Jacopo: But he must have known that this would cost him the election.
Esteban: Most Americans were surprised it didn’t cost him his life. He was being called a dictator in every organ of the press - equated with Hitler not just by far-right demagogues but also by the left. The only people who approved were old-school centrist journalists like Thomas Friedman and David Brooks who claimed that Obama saved the country from itself. There were riots all across the South: Houston, Virginia Beach, Memphis, Phoenix, Wichita, San Antonio, Tulsa, Dallas, Jacksonville, Louisville, Nashville. And every time the President called in another division of the National Guard to patrol a different city, we had to be afraid that the National Guard would either shoot the rioters or join them. Fortunately, few did either. But even so, President Obama’s plan managed to reduce the United States’s debt by $10 trillion in five years. Had Michelle Bachmann not become president, the United States might have been bought another hundred years of life, perhaps even of domination. All of this was done in the span of a month. After it was finished, he lifted his emergency powers and stood against the winds that blew. And boy, did they blow.

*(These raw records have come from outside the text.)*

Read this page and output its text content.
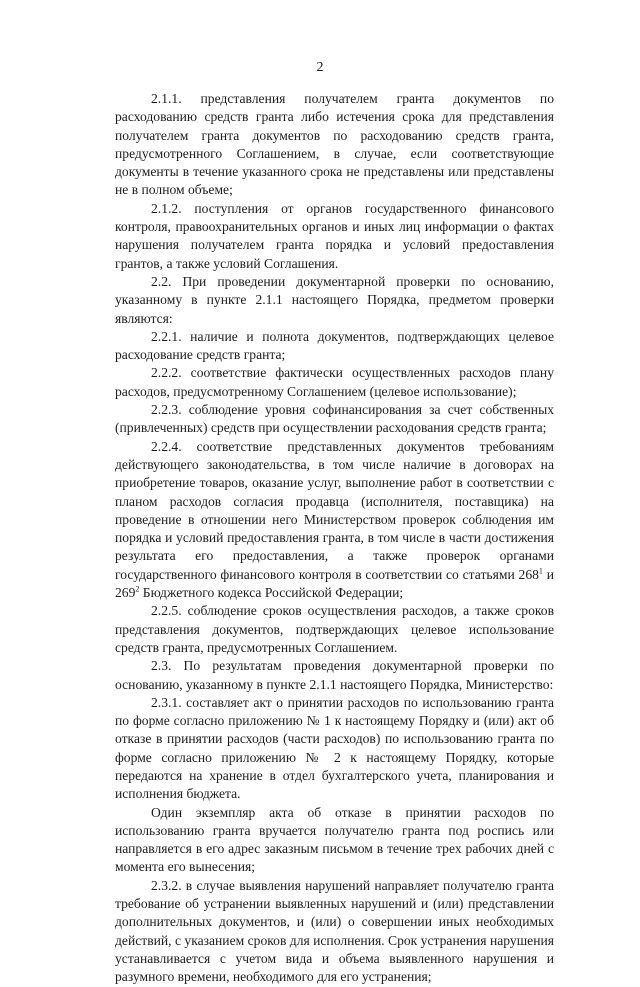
2

2.1.1. представления получателем гранта документов по расходованию средств гранта либо истечения срока для представления получателем гранта документов по расходованию средств гранта, предусмотренного Соглашением, в случае, если соответствующие документы в течение указанного срока не представлены или представлены не в полном объеме;

2.1.2. поступления от органов государственного финансового контроля, правоохранительных органов и иных лиц информации о фактах нарушения получателем гранта порядка и условий предоставления грантов, а также условий Соглашения.

2.2. При проведении документарной проверки по основанию, указанному в пункте 2.1.1 настоящего Порядка, предметом проверки являются:

2.2.1. наличие и полнота документов, подтверждающих целевое расходование средств гранта;

2.2.2. соответствие фактически осуществленных расходов плану расходов, предусмотренному Соглашением (целевое использование);

2.2.3. соблюдение уровня софинансирования за счет собственных (привлеченных) средств при осуществлении расходования средств гранта;

2.2.4. соответствие представленных документов требованиям действующего законодательства, в том числе наличие в договорах на приобретение товаров, оказание услуг, выполнение работ в соответствии с планом расходов согласия продавца (исполнителя, поставщика) на проведение в отношении него Министерством проверок соблюдения им порядка и условий предоставления гранта, в том числе в части достижения результата его предоставления, а также проверок органами государственного финансового контроля в соответствии со статьями $268^1$ и $269^2$ Бюджетного кодекса Российской Федерации;

2.2.5. соблюдение сроков осуществления расходов, а также сроков представления документов, подтверждающих целевое использование средств гранта, предусмотренных Соглашением.

2.3. По результатам проведения документарной проверки по основанию, указанному в пункте 2.1.1 настоящего Порядка, Министерство:

2.3.1. составляет акт о принятии расходов по использованию гранта по форме согласно приложению № 1 к настоящему Порядку и (или) акт об отказе в принятии расходов (части расходов) по использованию гранта по форме согласно приложению № 2 к настоящему Порядку, которые передаются на хранение в отдел бухгалтерского учета, планирования и исполнения бюджета.

Один экземпляр акта об отказе в принятии расходов по использованию гранта вручается получателю гранта под роспись или направляется в его адрес заказным письмом в течение трех рабочих дней с момента его вынесения;

2.3.2. в случае выявления нарушений направляет получателю гранта требование об устранении выявленных нарушений и (или) представлении дополнительных документов, и (или) о совершении иных необходимых действий, с указанием сроков для исполнения. Срок устранения нарушения устанавливается с учетом вида и объема выявленного нарушения и разумного времени, необходимого для его устранения;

Jacopo: But since so many corporate executives lived in Delaware, it was the state that made the most money on the Obama plan.
Jacopo: Even with fighting back on Marginal Tax Rates.

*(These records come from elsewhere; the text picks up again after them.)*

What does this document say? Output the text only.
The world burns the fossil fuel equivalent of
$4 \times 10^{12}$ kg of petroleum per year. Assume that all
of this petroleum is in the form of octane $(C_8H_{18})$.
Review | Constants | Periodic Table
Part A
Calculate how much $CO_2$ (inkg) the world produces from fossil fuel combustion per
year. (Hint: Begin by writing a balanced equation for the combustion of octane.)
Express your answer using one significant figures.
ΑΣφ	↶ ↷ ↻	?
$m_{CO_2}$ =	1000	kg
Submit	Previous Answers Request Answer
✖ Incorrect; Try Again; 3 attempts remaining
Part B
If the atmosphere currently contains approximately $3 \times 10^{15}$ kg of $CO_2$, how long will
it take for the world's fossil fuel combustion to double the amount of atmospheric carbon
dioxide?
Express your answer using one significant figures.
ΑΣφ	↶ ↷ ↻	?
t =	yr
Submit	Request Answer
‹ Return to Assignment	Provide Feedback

Esteban: Obama knew that Marginal Tax Rates would be the ideal red herring. In the years that followed, the economy was so bad that hardly anyone was making more than $250,000 dollars a year. So he allowed the Republicans a Pyrrhic victory while they still managed not to put a dent in his plan. Even if the Republicans got marginal tax rates down to 45%, the State of Delaware was still getting more per-capita income on marginal taxes than any other state in the country.
Jacopo: So even as most of the banks were falling, Delaware was still doing very well.
Esteban: Indeed it was. And continued to do well for nearly another twenty years.
Jacopo: What stopped their success?
Jacopo: Death how?
Esteban: Most of the executives who worked in Delaware stayed there for retirement. Southern Delaware had extremely pleasant beach communities with lots of restaurants, outlet stores and all the other amenities for which a rich retiree could possibly wish. But since Obama had banned all state tax loopholes for corporate residency - twice - corporations no longer had any reason to stay in Delaware. Not even the “Ryan Restoration Plan” could induce corporations to move back.
Jacopo: So eventually all the retired executives just died?
Esteban: Precisely. And when they did, the state had no income left to support itself.
Jacopo: Couldn’t they have simply raised taxes?
Esteban: Yes, they could have. But Delaware would then have to support itself for the first time in over two-hundred years.
Jacopo: What did they do instead?
Esteban: They raised the toll on the Delaware Memorial Bridge to 25 dollars. The rest, as they say, is history.
Jacopo: You still haven’t explained how Pennsylvania nuked Delaware.
Esteban: All in good time boychik. I think your bubbie has lunch ready.
Jacopo: So why don’t we take a break. But you never did tell me how you lost the weight.
Esteban: Oh....Yeah. I bought a bike.